Il s’interrompit pour prendre une grande inspiration, et se racla la gorge, les yeux fixés sur un point en hauteur, au-dessus des regards.

Le cœur de Kiaraan se mit à battre furieusement contre ses côtes. Une vague d’angoisse vint fourmiller jusqu’au bout de ses doigts, lui coupant la respiration et enserrant ses entrailles dans son étau glacé. Elle sentit la main de Diorann broyer la sienne.

— Nous attendons le retour de ma sœur Silène depuis plus de six mois, maintenant. Selon nos coutumes…

Arnen fit signe à ses compères de s’avancer et s’appuya sur l’épaule de Vikash. Il l’empoigna avec une telle force que son acolyte ne put retenir une exclamation de douleur, mais ce fut avec une voix raffermie qu’il reprit :

— Je déclare donc Silène Ursi officiellement perdue sans espoir de retour. Ses filles vivront avec moi jusqu’à leur entrée dans la vie d’adulte. Ceci est la fin du Conseil.

Les trois hommes descendirent alors de l’estrade et sortirent de la salle d’un pas lourd, sous les regards attristés de l’ensemble des citoyens.

Pendant quelques secondes régna un silence assourdissant. Diorann se mit à trembler. Comme guidées par une force supérieure, ses mains montèrent jusqu’à son visage et ses ongles se plantèrent dans ses joues sans même un tressaillement. Ses genoux cédèrent et elle s’effondra au sol. Maxel fut instantanément près d’elle. Il s’assura qu’elle ne s’était pas fait mal, et s’employa à la relever et à la soutenir pour la ramener chez elle.

Il tourna la tête, s’inquiétant de Kiaraan, et ce qu’il vit le fit blêmir.

Contrairement à sa sœur, Kiaraan restait sans réaction. Les poings crispés, agitée de convulsions incoercibles, elle semblait incapable de faire un geste, ou même de parler.

Autour d’elle, les gens commençaient à s’apercevoir que quelque chose n’allait pas et s’éloignaient d’elle. Elle n’eut pas un mouvement, concentrée sur une unique idée : Diorann était trop proche d’elle. Elle risquait de la blesser.

Au prix d’un immense effort, elle fit quelques pas en arrière. Elle ne tiendrait plus très longtemps. Elle ne parvenait plus à contenir l’incroyable puissance, l’instinct primaire irrépressible qui s’emparait d’elle.

Alors qu’elle écartait les bras pour se laisser submerger, Maxel hurla :

— MUE !

Tandis que la foule paniquée détalait à grand renfort de cris et de bousculades, quelqu’un heurta Kiaraan de plein fouet.

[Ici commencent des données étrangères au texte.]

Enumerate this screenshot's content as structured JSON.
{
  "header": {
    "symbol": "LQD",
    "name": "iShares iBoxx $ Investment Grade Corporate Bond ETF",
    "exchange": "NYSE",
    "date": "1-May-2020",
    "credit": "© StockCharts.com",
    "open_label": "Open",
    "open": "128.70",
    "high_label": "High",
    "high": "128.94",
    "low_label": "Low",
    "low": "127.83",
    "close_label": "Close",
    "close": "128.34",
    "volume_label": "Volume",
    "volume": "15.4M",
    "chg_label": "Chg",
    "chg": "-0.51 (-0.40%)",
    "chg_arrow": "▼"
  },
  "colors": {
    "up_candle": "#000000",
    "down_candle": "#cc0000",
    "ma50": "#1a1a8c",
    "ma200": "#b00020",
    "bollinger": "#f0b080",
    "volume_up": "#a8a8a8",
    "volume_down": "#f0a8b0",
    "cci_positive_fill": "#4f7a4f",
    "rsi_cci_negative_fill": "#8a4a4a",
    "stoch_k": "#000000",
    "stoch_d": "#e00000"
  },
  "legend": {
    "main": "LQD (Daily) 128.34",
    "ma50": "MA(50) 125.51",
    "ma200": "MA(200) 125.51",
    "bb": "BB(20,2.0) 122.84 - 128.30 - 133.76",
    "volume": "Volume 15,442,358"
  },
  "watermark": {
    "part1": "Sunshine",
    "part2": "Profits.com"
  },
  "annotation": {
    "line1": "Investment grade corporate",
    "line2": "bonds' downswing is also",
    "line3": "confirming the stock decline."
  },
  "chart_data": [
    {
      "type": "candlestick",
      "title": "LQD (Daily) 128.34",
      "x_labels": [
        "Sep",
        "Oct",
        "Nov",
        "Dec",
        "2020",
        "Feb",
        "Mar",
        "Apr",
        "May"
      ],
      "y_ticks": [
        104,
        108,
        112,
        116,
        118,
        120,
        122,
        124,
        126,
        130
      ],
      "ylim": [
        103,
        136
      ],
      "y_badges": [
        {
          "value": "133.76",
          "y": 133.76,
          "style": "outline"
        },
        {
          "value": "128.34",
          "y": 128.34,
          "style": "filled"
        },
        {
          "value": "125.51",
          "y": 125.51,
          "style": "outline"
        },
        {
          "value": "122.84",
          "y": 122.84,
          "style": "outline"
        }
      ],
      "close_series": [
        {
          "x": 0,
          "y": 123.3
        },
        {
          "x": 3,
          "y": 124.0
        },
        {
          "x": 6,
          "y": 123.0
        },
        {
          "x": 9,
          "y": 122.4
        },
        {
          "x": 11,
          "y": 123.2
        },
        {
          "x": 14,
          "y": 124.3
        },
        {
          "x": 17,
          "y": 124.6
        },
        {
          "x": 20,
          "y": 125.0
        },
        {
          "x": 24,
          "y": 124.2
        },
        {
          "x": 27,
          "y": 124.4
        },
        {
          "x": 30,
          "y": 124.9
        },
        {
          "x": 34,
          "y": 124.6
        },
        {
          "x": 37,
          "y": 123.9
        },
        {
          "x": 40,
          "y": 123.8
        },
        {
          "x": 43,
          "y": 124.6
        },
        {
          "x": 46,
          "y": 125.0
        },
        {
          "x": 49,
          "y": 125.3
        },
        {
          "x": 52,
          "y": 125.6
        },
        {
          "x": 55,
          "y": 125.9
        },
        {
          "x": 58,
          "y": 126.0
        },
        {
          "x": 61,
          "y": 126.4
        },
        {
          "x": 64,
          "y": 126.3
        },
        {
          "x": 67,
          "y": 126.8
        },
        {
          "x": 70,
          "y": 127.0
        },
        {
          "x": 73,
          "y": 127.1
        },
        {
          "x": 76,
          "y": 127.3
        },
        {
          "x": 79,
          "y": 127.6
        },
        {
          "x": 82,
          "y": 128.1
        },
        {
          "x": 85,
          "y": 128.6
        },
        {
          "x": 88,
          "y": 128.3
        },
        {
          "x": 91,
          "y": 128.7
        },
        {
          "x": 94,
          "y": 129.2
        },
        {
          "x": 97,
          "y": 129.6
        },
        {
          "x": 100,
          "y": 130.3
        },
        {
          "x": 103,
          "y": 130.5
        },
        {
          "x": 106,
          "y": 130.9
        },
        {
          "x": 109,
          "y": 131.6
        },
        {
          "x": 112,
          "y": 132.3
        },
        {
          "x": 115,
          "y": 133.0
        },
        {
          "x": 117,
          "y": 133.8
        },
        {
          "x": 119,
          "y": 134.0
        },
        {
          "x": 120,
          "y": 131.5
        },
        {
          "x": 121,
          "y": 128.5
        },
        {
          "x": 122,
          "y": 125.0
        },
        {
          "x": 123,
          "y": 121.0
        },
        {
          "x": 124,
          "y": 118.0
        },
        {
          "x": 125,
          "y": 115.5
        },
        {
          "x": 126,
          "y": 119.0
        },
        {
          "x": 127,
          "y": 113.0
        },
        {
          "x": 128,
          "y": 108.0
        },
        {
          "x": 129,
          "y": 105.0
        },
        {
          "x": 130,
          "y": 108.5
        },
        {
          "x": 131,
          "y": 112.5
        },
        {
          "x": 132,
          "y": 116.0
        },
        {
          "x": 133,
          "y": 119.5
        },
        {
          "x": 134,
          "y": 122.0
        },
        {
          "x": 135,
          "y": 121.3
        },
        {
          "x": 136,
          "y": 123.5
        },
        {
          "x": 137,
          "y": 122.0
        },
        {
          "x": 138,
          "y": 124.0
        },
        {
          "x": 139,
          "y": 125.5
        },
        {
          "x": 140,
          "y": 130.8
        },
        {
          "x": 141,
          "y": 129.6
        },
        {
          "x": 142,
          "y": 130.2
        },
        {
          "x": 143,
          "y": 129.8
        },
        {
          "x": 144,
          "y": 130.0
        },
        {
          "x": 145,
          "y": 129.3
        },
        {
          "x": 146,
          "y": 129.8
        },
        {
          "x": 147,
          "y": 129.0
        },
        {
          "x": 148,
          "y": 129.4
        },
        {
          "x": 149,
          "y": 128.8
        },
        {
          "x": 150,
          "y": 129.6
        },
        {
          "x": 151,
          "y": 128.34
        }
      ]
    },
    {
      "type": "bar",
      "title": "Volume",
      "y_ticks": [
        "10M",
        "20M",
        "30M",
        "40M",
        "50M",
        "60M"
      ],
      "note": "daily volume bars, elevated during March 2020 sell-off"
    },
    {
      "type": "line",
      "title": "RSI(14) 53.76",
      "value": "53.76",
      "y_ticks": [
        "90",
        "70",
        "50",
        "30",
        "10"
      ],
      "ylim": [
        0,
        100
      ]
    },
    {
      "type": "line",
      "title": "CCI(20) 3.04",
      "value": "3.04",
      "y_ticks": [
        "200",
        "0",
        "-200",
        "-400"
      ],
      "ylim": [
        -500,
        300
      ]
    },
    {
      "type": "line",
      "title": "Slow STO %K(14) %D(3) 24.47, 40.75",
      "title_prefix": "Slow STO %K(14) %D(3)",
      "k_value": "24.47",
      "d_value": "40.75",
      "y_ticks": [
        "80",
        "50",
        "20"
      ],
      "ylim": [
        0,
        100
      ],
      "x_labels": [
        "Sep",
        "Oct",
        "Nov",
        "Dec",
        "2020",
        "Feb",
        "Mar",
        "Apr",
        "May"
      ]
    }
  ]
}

Les tremblements atteignaient leur paroxysme, la silhouette de la jeune fille devint floue et sembla grandir. Un grondement animal, primitif, jaillit de sa gorge. Plusieurs personnes l’empoignèrent et la portèrent à l’extérieur. Ils l’avaient à peine lâchée qu’elle s’enfuyait déjà à toutes jambes vers la forêt, laissant derrière elle sa peau d’humane.